2. The process of claim 1 wherein said electrolyte has a flow direction and said body has a feed direction, wherein said flow direction and said feed direction move in opposite directions relative to each other.

3. The process of claim 1 wherein said anode comprises hollow cylindrical titanium body having an iridium oxide coating thereon.

4. The process of claim 1 wherein said anode is stationary.

5. The process of claim 1 wherein said body comprises a metallic material.

6. The process of claim 1 wherein said body comprises a hollow copper tube.

7. The process of claim 1 wherein said cathode comprises at least a pair of electrically conductive wheels that contact said body and move said body through said anode.

8. The process of claim 1 wherein said metal ions are selected from the group consisting of zinc, nickel, cobalt, copper, silver, gold, tin, cadmium, lead, and iron.

9. The process of claim 1 wherein said body is fed through said anode as a rate of about 5 meters per minute to about 1000 meters per minute.
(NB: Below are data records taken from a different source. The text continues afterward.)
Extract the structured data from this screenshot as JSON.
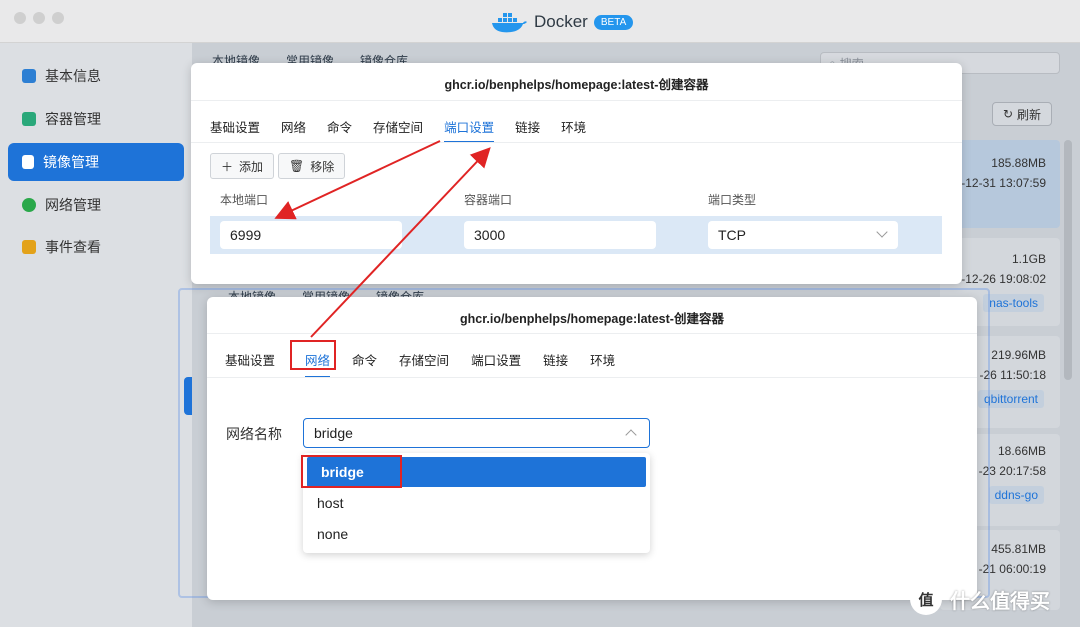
{
  "app": {
    "name": "Docker",
    "badge": "BETA"
  },
  "sidebar": {
    "items": [
      {
        "label": "基本信息",
        "icon": "docker-icon",
        "color": "#2d7fd3"
      },
      {
        "label": "容器管理",
        "icon": "cube-icon",
        "color": "#2aa87a"
      },
      {
        "label": "镜像管理",
        "icon": "image-icon",
        "color": "#ffffff"
      },
      {
        "label": "网络管理",
        "icon": "globe-icon",
        "color": "#2aa84a"
      },
      {
        "label": "事件查看",
        "icon": "calendar-icon",
        "color": "#e3a21a"
      }
    ]
  },
  "background": {
    "tabs": [
      "本地镜像",
      "常用镜像",
      "镜像仓库"
    ],
    "search_placeholder": "搜索",
    "refresh_label": "刷新",
    "images": [
      {
        "size": "185.88MB",
        "date": "-12-31 13:07:59",
        "tag": ""
      },
      {
        "size": "1.1GB",
        "date": "-12-26 19:08:02",
        "tag": "nas-tools"
      },
      {
        "size": "219.96MB",
        "date": "-26 11:50:18",
        "tag": "qbittorrent"
      },
      {
        "size": "18.66MB",
        "date": "-23 20:17:58",
        "tag": "ddns-go"
      },
      {
        "size": "455.81MB",
        "date": "-21 06:00:19",
        "tag": ""
      }
    ]
  },
  "dialog_ports": {
    "title": "ghcr.io/benphelps/homepage:latest-创建容器",
    "tabs": [
      "基础设置",
      "网络",
      "命令",
      "存储空间",
      "端口设置",
      "链接",
      "环境"
    ],
    "active_tab": "端口设置",
    "add_label": "添加",
    "remove_label": "移除",
    "columns": [
      "本地端口",
      "容器端口",
      "端口类型"
    ],
    "row": {
      "local_port": "6999",
      "container_port": "3000",
      "type": "TCP"
    }
  },
  "dialog_network": {
    "title": "ghcr.io/benphelps/homepage:latest-创建容器",
    "tabs": [
      "基础设置",
      "网络",
      "命令",
      "存储空间",
      "端口设置",
      "链接",
      "环境"
    ],
    "active_tab": "网络",
    "field_label": "网络名称",
    "selected_value": "bridge",
    "options": [
      "bridge",
      "host",
      "none"
    ]
  },
  "watermark": {
    "mark": "值",
    "text": "什么值得买"
  },
  "colors": {
    "accent": "#1e73d8",
    "annotation": "#e02424"
  }
}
10. The process of claim 1 wherein said body is fed through said anode as a rate of about 30 meters per minute to about 60 meters per minute.

11. The process of claim 1 wherein said metallic layer is at least 25 μm thick.

12. The process of claim 1 wherein the electrical current applied to the anode imparts a current density between about 10 to about 400 A/dm2 on the surface of the body.

13. The process of claim 1 wherein the voltage of the process is between about 0.1 to about 20 volts.

14. The process of claim 1 wherein the voltage of the process is between about 13 to about 18 volts.

15. The process of claim 1 wherein said electrolyte is zinc sulfate.

16. The process of claim 1 wherein the electrolyte contains no organic polymers.